At the same time, there is no consensus among the members of international community on the issue of concrete package of taxpayers’ rights in the process of MAP except the right to initiate MAP. It is also absent on the level of researchers. Nevertheless, the example of the EU member states cooperation on improvement of dispute resolution on the basis of MAP demonstrates that the list of taxpayers’ rights has a real chance to be widened at the regional level because of the similarity of economic interests of cooperating states. The EU member states widened the package of taxpayers’ rights in the context of MAP on the basis of their double taxation treaties by the way of adopting of the Council Directive 2017/1852 of 10 October 2017 on tax dispute resolution mechanisms in the EU.
Based on the example of the EU Member States in the context of improvement of MAP, it is suggested that the similar approach might be tried to realize by the BRICS countries. Thus, the list of taxpayers’ rights should be widened in the process of MAP by adding
1. The right to be informed about the process of negotiation between competent authorities;
2. The right to be informed of all documents that are presented in the process of MAP by competent authorities (except those for which a genuine case for secrecy can be made);
3. The right to be informed about the reasons of refusal in initiating of MAP by competent authorities;
4. The right of refusal of the mutual agreement negotiated by the competent authorities or the arbitration decision.

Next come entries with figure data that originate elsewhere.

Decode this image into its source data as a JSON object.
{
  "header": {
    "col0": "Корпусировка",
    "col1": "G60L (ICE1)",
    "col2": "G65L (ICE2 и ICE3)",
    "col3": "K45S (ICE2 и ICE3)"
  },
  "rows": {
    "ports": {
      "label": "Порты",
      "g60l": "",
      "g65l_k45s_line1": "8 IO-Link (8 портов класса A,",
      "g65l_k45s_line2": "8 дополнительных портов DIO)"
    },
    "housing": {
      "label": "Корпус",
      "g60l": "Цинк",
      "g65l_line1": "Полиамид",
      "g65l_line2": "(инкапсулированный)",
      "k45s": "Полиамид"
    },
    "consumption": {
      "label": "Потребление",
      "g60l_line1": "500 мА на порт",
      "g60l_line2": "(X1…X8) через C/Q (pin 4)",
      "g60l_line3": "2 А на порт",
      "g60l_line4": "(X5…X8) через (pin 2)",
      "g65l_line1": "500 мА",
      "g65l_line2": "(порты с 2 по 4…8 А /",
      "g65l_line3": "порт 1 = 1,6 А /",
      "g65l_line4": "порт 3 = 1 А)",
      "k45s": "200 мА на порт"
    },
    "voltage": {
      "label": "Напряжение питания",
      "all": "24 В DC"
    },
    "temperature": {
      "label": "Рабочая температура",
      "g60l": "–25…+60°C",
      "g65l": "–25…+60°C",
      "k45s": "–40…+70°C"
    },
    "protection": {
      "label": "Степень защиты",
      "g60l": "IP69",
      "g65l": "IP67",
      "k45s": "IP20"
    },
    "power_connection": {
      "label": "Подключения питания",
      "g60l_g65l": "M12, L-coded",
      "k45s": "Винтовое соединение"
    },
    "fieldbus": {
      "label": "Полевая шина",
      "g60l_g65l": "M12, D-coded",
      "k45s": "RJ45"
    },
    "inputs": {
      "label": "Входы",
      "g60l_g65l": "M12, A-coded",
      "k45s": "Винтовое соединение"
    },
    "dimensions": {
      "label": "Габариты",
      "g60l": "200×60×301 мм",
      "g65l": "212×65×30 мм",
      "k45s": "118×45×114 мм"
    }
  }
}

The realization of this opportunity gives the BRICS countries the chance to avoid possible negative effects of unresolved problems of taxation not in accordance with the treaty norms, to strengthen the atmosphere of trust and confidence of taxpayers and to provide the balance between public and private interests in the area of taxation. Thus, the appropriate changes should be made in the draft of Multilateral Convention between the Government of Brazil, the Government of the Russian Federation, the Government of India, the Government of People’s Republic of China and the Government of Republic of South Africa for Settlement of Cross-Border Tax Disputes.